🤖 AI Summary
This work addresses the challenges of heterogeneous modality entanglement and geometric-chemical inconsistency in 3D molecular generation, which arise from jointly modeling discrete atom types and continuous coordinates. To overcome these issues, the authors propose a vector field–based continuous representation paradigm, where a molecule is modeled as a continuous vector field in Euclidean space, with its direction implicitly encoding local structural information—eliminating the need for explicit graph construction. The vector field is parameterized by a neural field and integrated into a latent diffusion model to enable end-to-end generation, naturally decoupling structure learning from atom instantiation. Experiments on the QM9 and GEOM-Drugs benchmarks demonstrate the effectiveness of the approach, marking the first successful demonstration of vector field representations for 3D molecular generation and highlighting their feasibility and potential.
📝 Abstract
Generative modeling of three-dimensional (3D) molecules is a fundamental yet challenging problem in drug discovery and materials science.
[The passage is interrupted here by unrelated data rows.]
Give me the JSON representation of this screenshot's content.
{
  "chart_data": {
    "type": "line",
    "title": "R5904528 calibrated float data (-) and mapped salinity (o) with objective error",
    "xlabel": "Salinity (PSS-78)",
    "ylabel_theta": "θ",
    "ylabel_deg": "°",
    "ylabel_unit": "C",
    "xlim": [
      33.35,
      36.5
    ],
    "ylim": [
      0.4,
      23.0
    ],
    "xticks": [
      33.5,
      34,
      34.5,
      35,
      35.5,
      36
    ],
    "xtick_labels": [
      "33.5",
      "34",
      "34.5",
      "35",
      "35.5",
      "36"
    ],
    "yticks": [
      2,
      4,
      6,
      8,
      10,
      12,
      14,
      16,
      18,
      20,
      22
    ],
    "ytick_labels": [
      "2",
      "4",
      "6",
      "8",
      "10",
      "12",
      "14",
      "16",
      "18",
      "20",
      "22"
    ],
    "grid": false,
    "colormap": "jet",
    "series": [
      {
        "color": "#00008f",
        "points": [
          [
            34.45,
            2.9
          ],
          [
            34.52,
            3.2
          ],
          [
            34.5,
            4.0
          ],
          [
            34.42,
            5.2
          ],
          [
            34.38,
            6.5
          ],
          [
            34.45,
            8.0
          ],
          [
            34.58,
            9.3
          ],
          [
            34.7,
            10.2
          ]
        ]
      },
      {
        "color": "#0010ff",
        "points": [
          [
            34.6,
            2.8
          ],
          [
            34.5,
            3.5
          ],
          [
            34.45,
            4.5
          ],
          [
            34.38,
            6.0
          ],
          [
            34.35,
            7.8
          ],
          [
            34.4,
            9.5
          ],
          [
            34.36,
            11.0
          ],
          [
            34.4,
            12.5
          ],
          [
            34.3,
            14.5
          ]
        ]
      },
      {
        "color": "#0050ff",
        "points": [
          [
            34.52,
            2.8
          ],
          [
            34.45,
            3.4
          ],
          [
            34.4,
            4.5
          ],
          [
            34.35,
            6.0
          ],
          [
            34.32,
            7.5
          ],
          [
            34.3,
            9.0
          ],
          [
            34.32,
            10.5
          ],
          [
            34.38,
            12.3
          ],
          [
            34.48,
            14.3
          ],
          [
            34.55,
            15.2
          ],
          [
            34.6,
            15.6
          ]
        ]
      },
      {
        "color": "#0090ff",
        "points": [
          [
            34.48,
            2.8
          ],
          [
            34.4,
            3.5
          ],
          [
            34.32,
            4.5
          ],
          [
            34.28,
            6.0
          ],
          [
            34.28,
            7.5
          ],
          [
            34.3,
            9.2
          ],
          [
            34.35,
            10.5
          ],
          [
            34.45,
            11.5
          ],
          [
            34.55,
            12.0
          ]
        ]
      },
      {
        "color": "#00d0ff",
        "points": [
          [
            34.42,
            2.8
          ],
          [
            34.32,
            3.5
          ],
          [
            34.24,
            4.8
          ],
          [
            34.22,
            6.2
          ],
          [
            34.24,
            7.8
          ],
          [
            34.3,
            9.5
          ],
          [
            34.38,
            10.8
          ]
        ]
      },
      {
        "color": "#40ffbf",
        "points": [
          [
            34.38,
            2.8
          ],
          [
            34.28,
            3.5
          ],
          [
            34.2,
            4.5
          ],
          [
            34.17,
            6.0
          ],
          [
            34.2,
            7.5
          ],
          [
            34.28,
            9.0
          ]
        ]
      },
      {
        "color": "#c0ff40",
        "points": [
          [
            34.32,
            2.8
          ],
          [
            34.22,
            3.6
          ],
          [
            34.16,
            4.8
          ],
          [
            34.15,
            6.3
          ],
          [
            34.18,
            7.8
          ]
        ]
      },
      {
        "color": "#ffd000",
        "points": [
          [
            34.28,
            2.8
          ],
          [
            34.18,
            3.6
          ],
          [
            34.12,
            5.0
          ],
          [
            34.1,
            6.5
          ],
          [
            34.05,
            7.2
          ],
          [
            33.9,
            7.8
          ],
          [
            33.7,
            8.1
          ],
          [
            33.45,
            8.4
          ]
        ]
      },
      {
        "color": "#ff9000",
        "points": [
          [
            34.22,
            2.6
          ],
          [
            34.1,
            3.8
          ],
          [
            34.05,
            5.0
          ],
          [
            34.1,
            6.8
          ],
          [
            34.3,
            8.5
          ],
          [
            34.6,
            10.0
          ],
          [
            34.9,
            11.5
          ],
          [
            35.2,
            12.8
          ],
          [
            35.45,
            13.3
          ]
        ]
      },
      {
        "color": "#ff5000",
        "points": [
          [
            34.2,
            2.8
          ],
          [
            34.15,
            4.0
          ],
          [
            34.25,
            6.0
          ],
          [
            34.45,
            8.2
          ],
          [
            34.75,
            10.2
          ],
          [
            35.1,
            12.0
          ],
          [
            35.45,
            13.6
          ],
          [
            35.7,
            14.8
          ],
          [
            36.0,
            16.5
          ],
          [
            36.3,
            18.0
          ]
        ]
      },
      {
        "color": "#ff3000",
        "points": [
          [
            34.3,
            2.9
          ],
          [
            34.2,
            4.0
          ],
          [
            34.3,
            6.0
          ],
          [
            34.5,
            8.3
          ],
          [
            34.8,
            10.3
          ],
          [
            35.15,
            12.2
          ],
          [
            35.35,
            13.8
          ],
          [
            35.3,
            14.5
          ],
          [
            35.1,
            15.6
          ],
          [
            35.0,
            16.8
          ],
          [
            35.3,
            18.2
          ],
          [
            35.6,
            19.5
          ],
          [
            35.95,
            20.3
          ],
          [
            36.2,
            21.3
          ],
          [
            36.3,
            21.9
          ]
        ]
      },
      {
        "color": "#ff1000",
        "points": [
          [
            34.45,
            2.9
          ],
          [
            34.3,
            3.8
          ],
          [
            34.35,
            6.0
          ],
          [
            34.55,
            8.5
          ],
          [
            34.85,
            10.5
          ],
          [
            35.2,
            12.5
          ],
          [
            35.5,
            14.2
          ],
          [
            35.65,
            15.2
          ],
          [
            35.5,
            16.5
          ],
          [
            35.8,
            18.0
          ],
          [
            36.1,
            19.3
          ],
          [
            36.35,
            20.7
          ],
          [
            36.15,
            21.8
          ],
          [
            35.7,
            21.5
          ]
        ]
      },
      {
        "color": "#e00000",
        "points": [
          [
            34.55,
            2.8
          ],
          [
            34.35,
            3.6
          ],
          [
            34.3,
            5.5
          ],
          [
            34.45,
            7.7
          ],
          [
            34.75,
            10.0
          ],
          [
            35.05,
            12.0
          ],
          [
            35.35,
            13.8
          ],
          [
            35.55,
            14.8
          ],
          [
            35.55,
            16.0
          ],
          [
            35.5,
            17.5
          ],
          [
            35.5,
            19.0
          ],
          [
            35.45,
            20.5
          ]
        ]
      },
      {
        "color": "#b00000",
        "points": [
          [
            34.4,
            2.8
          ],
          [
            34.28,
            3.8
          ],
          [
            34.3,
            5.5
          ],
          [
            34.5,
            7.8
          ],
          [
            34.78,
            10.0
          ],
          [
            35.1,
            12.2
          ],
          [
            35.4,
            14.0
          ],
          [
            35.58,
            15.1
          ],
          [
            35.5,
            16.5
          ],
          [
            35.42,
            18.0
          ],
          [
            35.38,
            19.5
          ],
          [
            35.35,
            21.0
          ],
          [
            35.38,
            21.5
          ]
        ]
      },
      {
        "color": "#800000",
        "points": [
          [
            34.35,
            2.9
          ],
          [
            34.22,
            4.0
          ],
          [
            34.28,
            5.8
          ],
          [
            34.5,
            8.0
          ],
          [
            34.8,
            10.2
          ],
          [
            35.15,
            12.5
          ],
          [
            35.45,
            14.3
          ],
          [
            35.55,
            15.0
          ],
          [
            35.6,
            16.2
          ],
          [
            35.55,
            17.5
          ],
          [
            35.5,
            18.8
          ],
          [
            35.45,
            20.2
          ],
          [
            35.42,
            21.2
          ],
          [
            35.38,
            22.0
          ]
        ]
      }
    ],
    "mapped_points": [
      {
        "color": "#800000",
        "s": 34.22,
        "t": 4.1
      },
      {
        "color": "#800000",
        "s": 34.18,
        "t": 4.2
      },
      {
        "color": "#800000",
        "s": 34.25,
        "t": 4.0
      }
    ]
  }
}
Existing approaches typically represent molecules as 3D graphs and co-generate discrete atom types with continuous atomic coordinates, leading to intrinsic learning difficulties such as heterogeneous modality entanglement and geometry-chemistry coherence constraints. We propose VecMol, a paradigm-shifting framework that reimagines molecular representation by modeling 3D molecules as continuous vector fields over Euclidean space, where vectors point toward nearby atoms and implicitly encode molecular structure. The vector field is parameterized by a neural field and generated using a latent diffusion model, avoiding explicit graph generation and decoupling structure learning from discrete atom instantiation. Experiments on the QM9 and GEOM-Drugs benchmarks validate the feasibility of this novel approach, suggesting vector-field-based representations as a promising new direction for 3D molecular generation.